If I had a nickel for every time I’ve read or heard that when a CD/TG goes through a “slutty phase” it’s because they’re just going through their female adolescence, like all girls go through – experimenting with styles, wearing too much makeup, etc., I’d be rich woman.
While it may be true that teenaged girls experiement with makeup and clothes, it also occurred to me that I had never gone through a “slutty” phase.
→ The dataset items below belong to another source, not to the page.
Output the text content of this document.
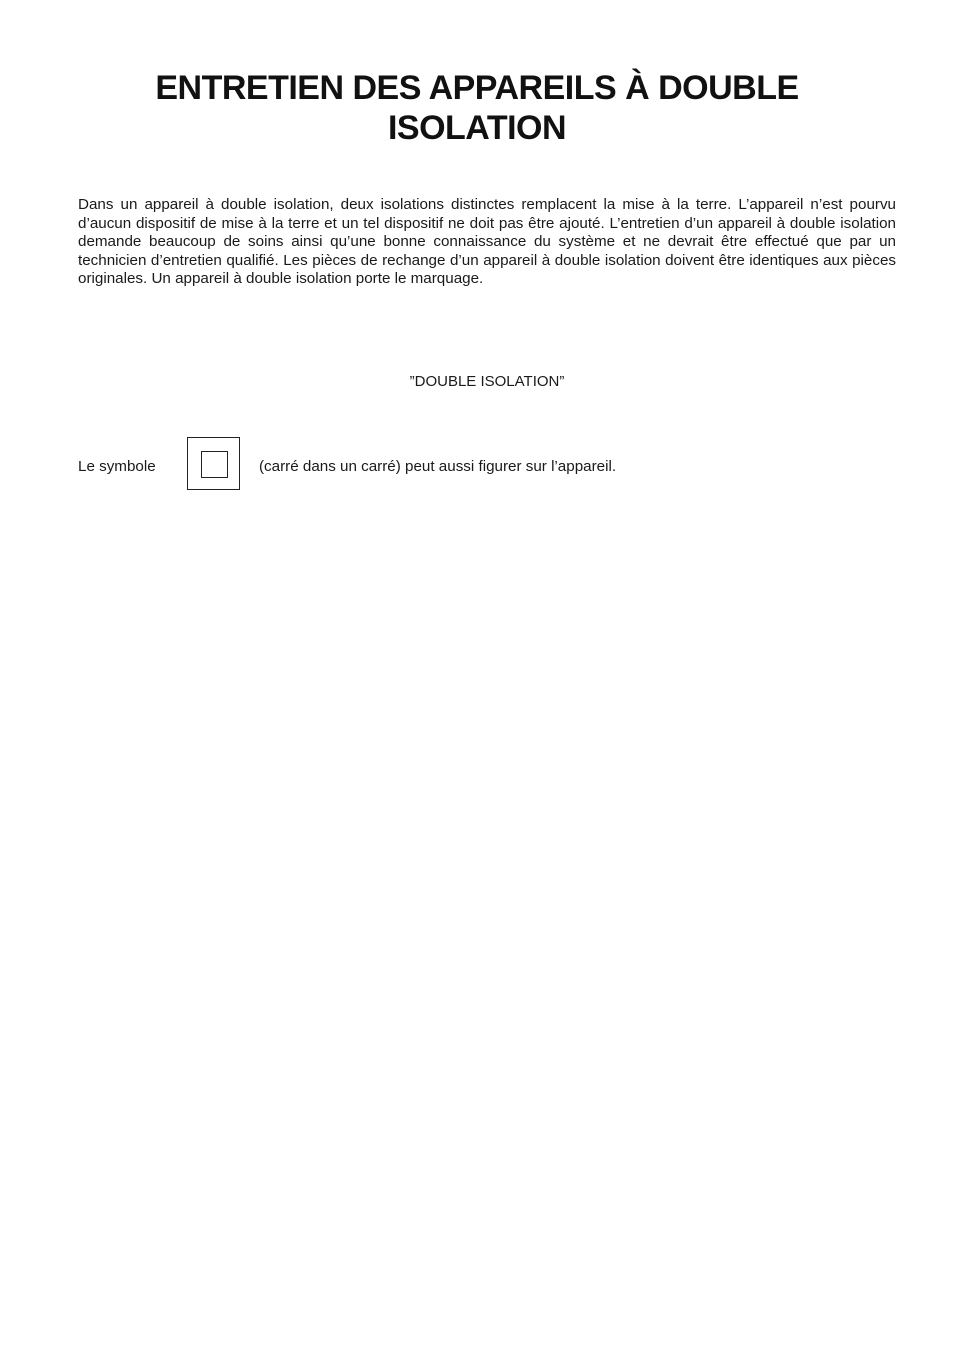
ENTRETIEN DES APPAREILS À DOUBLE
ISOLATION

Dans un appareil à double isolation, deux isolations distinctes remplacent la mise à la terre. L’appareil n’est pourvu d’aucun dispositif de mise à la terre et un tel dispositif ne doit pas être ajouté. L’entretien d’un appareil à double isolation demande beaucoup de soins ainsi qu’une bonne connaissance du système et ne devrait être effectué que par un technicien d’entretien qualifié. Les pièces de rechange d’un appareil à double isolation doivent être identiques aux pièces originales. Un appareil à double isolation porte le marquage.

”DOUBLE ISOLATION”
Le symbole	(carré dans un carré) peut aussi figurer sur l’appareil.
So I started asking other women – partners, friends, sisters – and amazingly enough, none of them had.
One woman (a trans-partner as well) pointed out that the “slutty” girls in high school – the ones everyone knew would have sex with nearly anyone – were the only ones who dressed that way. (She also pointed out that in retrospect, those girls were most likely subjected to sexual abuse or violence as children or young adults, which I think is entirely accurate).
Most of us were busy covering up our newly-exploding bodies, dealing with what it felt like to have curves, to be looked at sexually. It wasn’t easy. But the last thing we were doing was dressing like sluts – believe me, it comes as quite a shock to have thighs, get your period, grow breasts – and suddenly find that your male friends look at you differently. A lot of women I know just covered up – in whatever ways possible – until they’d made peace with their new bodies. And for a lot of us, that didn’t happen until college, if then.
So what are trannies really doing when they dress slutty? It’s my feeling that what they’re doing is indulging in a “look” that they – socialized as men – think is powerful. It’s part of the mythology that women are in control, that we use men to suit out purposes – you know, the “cold hearted bitch” myth that even Robin Givens is debunking on Oprah this week.
And that’s not so much what bothers me. What bothers me is how quickly we as partners are to accept this “received wisdom.” This crap wasn’t explained this way by a partner – I’m pretty sure of it. Because it does not compute. Any woman who has been raised as and lived as a woman knows it doesn’t compute, but we tell each other things like this to feel better about the way our partners are objectifying women in their choice of clothes. We fail to inform our partners, too.
The most beautiful women I know are not masters of their realm. They are usually more insecure than other women who don’t play the beauty game, actually. I was friends with a woman who was beautiful who would always make sure people had noticed her when she walked into a room; it helped boost her confidence, because otherwise she felt she had nothing to give. She waited by the phone like every other girl, wondering if he was going to call like he said he would.
So please – let’s drop this little bromide. Every time a partner tells you her partner is going through the “slutty” phase, just ask her: did you have one? My money is on the fact that she didn’t go through a “slutty” phase, and neither did any other woman she knows.